The foul aroma of gunpowder
in a Chicago sidestreet that devour
the scent of magnolias in the park.
The memories are still alive in me.
Skeletons of buffalos in Tahlequah
and murk of dumpsters, lost
keystones to violated treaties
in the plains and pueblos. Memories live.
But memories belong to the past.
Yet the agony remains unattended.
I want to come out and continue
the trek to freedom but I lost my way
as I lost my strength. I don't know how
to get to the plaza anymore. I am lost
in the far lefts of the north
and the alt rights of the west, and centers
of the east, and the left and right
of the south. I don't even know anymore
what kind of voice speaks of freedom
and justice. I will not be
welcomed to the gathering. I am misplaced.
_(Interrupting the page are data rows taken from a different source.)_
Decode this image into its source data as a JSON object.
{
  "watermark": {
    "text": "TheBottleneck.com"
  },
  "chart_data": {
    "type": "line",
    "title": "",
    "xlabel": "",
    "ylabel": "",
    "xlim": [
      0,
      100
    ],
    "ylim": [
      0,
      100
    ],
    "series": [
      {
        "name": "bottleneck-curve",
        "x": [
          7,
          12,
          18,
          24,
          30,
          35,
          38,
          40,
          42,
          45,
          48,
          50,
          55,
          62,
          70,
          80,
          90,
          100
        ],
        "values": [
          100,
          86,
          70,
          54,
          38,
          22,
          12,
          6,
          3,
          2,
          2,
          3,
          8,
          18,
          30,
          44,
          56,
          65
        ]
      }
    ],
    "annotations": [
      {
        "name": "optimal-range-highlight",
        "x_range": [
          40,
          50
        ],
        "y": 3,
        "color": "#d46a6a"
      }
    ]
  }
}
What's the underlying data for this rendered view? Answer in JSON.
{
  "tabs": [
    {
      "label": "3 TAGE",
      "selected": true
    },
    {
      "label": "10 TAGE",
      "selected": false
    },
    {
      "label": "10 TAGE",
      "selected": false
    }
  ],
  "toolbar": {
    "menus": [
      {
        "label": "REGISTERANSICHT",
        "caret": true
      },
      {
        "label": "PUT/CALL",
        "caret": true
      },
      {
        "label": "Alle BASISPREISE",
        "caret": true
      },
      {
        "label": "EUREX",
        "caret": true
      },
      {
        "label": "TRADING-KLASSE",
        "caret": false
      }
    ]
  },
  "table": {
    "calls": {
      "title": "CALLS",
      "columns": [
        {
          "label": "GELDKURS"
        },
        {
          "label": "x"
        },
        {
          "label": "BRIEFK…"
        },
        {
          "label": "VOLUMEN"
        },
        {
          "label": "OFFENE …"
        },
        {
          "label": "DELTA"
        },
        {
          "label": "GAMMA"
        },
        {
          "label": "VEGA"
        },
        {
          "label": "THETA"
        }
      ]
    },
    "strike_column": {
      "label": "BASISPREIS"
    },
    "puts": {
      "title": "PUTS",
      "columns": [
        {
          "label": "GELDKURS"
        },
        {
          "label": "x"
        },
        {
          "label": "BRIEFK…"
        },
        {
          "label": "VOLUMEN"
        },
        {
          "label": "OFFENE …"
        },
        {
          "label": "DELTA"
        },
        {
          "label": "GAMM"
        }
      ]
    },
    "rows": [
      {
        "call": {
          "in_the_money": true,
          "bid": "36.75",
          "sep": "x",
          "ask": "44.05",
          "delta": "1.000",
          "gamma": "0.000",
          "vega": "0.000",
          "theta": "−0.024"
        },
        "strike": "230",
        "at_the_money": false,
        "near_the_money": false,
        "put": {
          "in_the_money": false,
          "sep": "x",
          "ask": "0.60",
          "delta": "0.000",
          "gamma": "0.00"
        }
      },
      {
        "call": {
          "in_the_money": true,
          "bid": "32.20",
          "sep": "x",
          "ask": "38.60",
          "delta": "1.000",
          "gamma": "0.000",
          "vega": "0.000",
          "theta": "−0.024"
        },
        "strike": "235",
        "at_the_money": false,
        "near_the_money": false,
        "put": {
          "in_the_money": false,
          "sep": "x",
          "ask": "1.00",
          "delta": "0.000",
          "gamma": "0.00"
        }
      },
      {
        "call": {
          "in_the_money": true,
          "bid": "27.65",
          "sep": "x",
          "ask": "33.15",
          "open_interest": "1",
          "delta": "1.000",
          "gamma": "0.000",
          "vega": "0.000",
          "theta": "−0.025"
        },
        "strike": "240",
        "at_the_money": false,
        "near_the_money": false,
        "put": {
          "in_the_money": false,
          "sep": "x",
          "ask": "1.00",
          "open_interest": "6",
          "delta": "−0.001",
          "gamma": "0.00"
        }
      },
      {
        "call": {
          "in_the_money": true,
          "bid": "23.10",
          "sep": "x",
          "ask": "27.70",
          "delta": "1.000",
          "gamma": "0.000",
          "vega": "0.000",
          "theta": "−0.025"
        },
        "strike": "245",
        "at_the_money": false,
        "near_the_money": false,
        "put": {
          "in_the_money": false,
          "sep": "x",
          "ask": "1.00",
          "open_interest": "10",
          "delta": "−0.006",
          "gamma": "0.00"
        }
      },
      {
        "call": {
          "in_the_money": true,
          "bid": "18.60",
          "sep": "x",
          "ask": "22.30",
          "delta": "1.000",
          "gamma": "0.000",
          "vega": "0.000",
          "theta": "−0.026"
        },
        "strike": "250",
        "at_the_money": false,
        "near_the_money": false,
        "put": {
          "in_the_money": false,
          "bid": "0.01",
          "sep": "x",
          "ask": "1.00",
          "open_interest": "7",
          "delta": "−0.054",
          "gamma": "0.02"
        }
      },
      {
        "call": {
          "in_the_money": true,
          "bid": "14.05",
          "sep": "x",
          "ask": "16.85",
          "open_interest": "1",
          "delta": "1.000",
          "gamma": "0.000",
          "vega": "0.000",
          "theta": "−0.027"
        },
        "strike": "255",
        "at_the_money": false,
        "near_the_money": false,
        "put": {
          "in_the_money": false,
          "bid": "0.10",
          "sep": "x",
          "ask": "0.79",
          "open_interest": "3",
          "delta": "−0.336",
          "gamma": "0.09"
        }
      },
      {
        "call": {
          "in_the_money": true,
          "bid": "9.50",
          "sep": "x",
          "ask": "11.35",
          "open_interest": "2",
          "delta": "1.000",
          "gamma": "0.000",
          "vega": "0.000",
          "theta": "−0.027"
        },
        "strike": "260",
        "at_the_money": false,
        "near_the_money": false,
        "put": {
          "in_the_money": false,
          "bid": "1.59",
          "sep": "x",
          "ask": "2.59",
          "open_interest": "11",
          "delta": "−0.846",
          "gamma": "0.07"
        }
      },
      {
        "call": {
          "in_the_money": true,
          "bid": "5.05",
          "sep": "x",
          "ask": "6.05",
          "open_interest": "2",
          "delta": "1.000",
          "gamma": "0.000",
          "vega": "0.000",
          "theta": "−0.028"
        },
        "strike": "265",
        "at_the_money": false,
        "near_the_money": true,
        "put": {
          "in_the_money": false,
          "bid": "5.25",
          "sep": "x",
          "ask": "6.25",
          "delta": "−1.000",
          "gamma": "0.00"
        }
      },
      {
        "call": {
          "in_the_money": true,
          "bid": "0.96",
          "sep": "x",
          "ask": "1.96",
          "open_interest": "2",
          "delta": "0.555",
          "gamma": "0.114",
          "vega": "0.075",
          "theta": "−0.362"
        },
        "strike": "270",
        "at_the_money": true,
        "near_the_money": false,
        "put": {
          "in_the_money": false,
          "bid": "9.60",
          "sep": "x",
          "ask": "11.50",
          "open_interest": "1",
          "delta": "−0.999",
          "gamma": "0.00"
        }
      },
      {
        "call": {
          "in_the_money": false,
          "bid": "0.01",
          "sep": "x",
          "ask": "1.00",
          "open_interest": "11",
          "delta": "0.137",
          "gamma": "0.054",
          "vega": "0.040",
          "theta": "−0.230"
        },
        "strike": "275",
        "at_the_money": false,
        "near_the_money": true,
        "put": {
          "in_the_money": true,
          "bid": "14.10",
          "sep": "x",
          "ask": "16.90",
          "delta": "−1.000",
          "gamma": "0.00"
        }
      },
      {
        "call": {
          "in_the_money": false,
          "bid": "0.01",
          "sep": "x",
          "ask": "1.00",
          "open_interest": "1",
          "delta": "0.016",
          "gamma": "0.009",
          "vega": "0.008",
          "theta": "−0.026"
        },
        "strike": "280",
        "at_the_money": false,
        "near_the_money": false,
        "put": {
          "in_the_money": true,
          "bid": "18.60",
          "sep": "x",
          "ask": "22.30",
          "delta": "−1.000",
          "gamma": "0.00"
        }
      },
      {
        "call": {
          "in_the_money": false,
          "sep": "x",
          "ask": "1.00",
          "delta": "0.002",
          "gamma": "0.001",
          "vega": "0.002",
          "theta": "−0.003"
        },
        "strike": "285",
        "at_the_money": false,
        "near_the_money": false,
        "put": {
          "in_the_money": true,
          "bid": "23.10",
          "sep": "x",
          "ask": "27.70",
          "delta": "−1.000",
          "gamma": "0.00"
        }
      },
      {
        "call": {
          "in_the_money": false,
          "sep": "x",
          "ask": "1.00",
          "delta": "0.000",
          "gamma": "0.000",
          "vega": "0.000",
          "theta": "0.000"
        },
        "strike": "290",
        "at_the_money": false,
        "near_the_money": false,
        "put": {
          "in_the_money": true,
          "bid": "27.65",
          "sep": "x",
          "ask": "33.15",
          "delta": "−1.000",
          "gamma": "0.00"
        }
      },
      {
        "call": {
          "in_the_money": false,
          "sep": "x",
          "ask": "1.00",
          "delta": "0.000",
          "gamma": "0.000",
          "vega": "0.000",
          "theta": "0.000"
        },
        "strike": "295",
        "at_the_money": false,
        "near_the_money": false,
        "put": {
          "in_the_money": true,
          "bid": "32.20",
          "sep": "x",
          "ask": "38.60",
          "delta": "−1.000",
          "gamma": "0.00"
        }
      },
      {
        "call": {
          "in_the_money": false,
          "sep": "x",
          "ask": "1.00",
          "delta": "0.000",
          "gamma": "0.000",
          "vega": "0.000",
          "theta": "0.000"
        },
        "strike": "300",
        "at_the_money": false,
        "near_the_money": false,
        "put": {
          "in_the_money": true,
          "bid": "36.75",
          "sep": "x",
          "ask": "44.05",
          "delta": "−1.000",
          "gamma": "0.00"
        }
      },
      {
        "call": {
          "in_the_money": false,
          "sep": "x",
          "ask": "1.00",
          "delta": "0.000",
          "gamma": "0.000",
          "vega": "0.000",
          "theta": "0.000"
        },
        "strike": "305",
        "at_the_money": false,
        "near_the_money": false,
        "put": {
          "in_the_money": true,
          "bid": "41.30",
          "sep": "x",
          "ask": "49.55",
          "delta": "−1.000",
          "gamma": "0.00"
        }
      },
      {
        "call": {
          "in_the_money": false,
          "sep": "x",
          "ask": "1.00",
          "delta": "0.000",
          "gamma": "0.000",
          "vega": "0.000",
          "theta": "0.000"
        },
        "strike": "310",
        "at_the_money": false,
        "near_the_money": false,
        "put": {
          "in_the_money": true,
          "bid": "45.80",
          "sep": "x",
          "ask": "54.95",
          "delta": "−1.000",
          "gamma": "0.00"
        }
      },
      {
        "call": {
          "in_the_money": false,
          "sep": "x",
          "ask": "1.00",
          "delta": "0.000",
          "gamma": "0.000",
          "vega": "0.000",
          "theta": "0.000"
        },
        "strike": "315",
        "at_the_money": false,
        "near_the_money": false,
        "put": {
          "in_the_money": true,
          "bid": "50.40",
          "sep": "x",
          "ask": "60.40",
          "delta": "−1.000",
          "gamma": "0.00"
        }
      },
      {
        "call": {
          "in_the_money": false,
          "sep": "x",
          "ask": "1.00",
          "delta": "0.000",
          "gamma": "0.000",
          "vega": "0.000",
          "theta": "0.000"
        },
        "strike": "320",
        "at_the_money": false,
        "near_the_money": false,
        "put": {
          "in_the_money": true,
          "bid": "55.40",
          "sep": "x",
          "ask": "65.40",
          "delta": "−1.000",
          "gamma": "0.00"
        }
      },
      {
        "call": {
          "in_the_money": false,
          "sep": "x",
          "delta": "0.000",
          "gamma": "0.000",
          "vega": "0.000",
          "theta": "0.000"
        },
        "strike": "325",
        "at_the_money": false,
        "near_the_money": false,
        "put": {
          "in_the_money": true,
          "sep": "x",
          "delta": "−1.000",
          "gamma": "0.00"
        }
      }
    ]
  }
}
I don't belong to anyone's polar extreme.
But those who go out early know
that there will be no dahlias that bloom and die:
they will all live yet mired in numbers and laws
in games of death, in loud anger.
Imprisoned in a shipwreck of blood.
I just couldn't navigate the plaza anymore.
So I will not be there.
Yet despite the fact that I lost my armour
my boots, my flag, my drums, my megaphone
my pen, my guitar, and my car and all the
tools that took me to the road, I still have one
last possession that I know will one day
bring us all together again.
My heart. ☮️🗽☮️
–Pasckie Pascua, from “Sweat! Poems of Grease and Mud.”